Jeff 52, former W 44, son 10, daughter 6. Married 12 years, together 15. Bomb: Feb 2006 I moved out (to give her space): May 2006 She wants a D: June 2006 Filed for D: Sept 2006 D final: Jan 2008
No recap.
Happy New Year. I so hope this one is better. But I said that last year too.
My last thread locked but I thought I would open one here until the divorce is final next month. Almost two years to the day.
W found a house and her offer was accepted. She emailed that she had "good news" and how "thrilled" she was.
I felt that I was once again hit in the gut when I was not looking. It hurt. I thought I was detached - past it. Not.
I did not respond to her email.
I was hoping. That is a bad thing to do. I was hoping with her mom's recent death and her opening up to me recently and with the holiday (you know, good will toward men) that maybe there was a crack in the armor. But no.
Can't help it - I still love her despite everything I said.
Or --- is it love or is it the loss? Loss of family and loss of my *control* of my life????
I just don't know.
I did not respond to her "good news" so she calls me. First, during 'movie night' with the kids. That crossed a boundry and I let her know. She got mad (all about her) but backed down.
She calls the next day earlier than she said she would. I was tired and did a poor job acting upbeat.
She asks "did I get the email"? I said (with a bit of sarcasm) "what email"? Long pause by her then she said "about the house".
I told her I was happy for her.
She then keeps me on the phone 30-minutes, asking all kinds of questions and asking if she did well (several times). All I did was validate and pat her on the back. She did do well I have to admit. I saw the house and it is nice and she got a good deal.

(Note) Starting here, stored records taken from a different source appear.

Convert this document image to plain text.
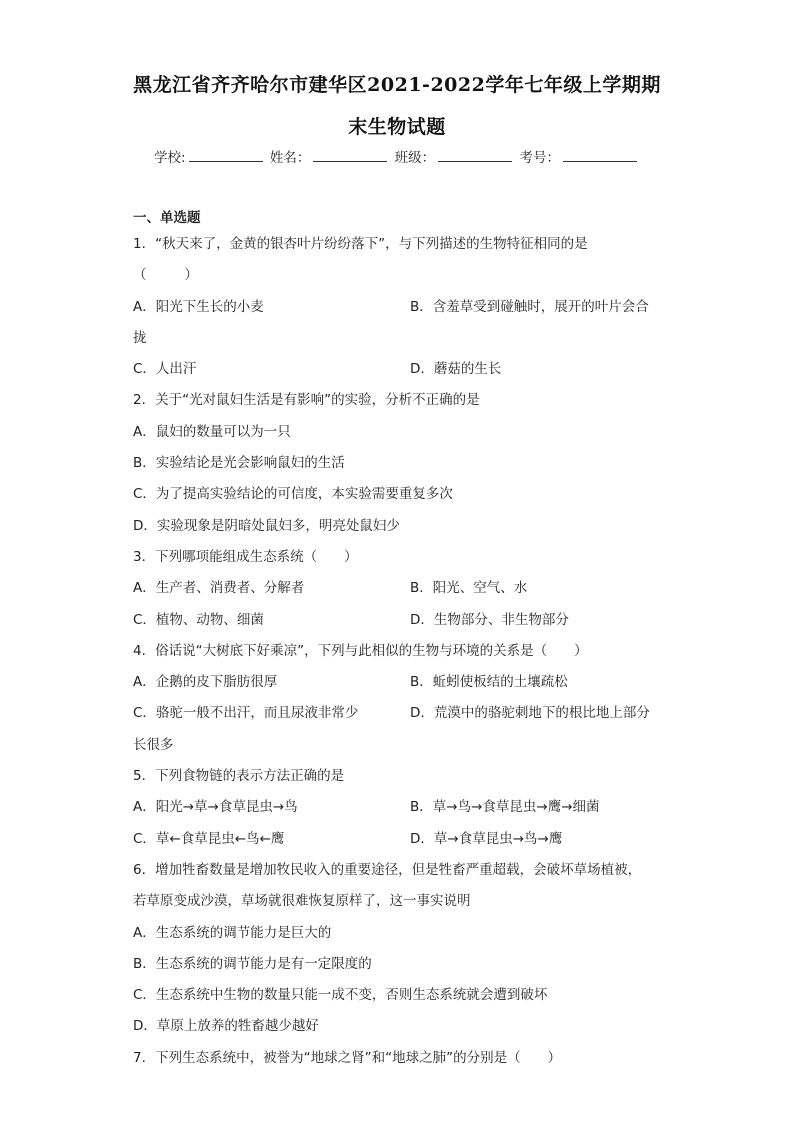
黑龙江省齐齐哈尔市建华区2021-2022学年七年级上学期期
末生物试题
学校:	姓名：	班级：	考号：
一、单选题
1．“秋天来了，金黄的银杏叶片纷纷落下”，与下列描述的生物特征相同的是
（	）
A．阳光下生长的小麦	B．含羞草受到碰触时，展开的叶片会合
拢
C．人出汗	D．蘑菇的生长
2．关于“光对鼠妇生活是有影响”的实验，分析不正确的是
A．鼠妇的数量可以为一只
B．实验结论是光会影响鼠妇的生活
C．为了提高实验结论的可信度，本实验需要重复多次
D．实验现象是阴暗处鼠妇多，明亮处鼠妇少
3．下列哪项能组成生态系统（　　）
A．生产者、消费者、分解者	B．阳光、空气、水
C．植物、动物、细菌	D．生物部分、非生物部分
4．俗话说“大树底下好乘凉”，下列与此相似的生物与环境的关系是（　　）
A．企鹅的皮下脂肪很厚	B．蚯蚓使板结的土壤疏松
C．骆驼一般不出汗，而且尿液非常少	D．荒漠中的骆驼刺地下的根比地上部分
长很多
5．下列食物链的表示方法正确的是
A．阳光→草→食草昆虫→鸟	B．草→鸟→食草昆虫→鹰→细菌
C．草←食草昆虫←鸟←鹰	D．草→食草昆虫→鸟→鹰
6．增加牲畜数量是增加牧民收入的重要途径，但是牲畜严重超载，会破坏草场植被，
若草原变成沙漠，草场就很难恢复原样了，这一事实说明
A．生态系统的调节能力是巨大的
B．生态系统的调节能力是有一定限度的
C．生态系统中生物的数量只能一成不变，否则生态系统就会遭到破坏
D．草原上放养的牲畜越少越好
7．下列生态系统中，被誉为“地球之肾”和“地球之肺”的分别是（　　）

Then she asks about the settlement. Have to polish the papers some; she admitted her lawyer made an error (which I pointed out when she accused me of holding things up a few months ago). She asked for the latest copy - claims her lawyer did not have it (a lie by her lawyer - I checked with my lawyer: she delivered it to him two weeks ago).
Then she says that we should sign "together" next week. I told her we did not need to be there together. She almost insisted (she reminded me that I once joked about her having to buy ice cream if we settle so if we sign together she would buy) but she changed the subject back to the house.
Overall I am back in my depressed state. Please don't beat me up for the pity-party. Nothing much is going right in my life right now.
I have reread some of my past threads. I do not recognize that guy. It is SO interesting how my attitude and feelings changed over time and continue to change.
I am still not where I want to be. Hopefully next year will be better. I do get my house back but the place is falling apart and I just am not motivated to fix it up.
Guess I need to find a female who is good with tools! LOL.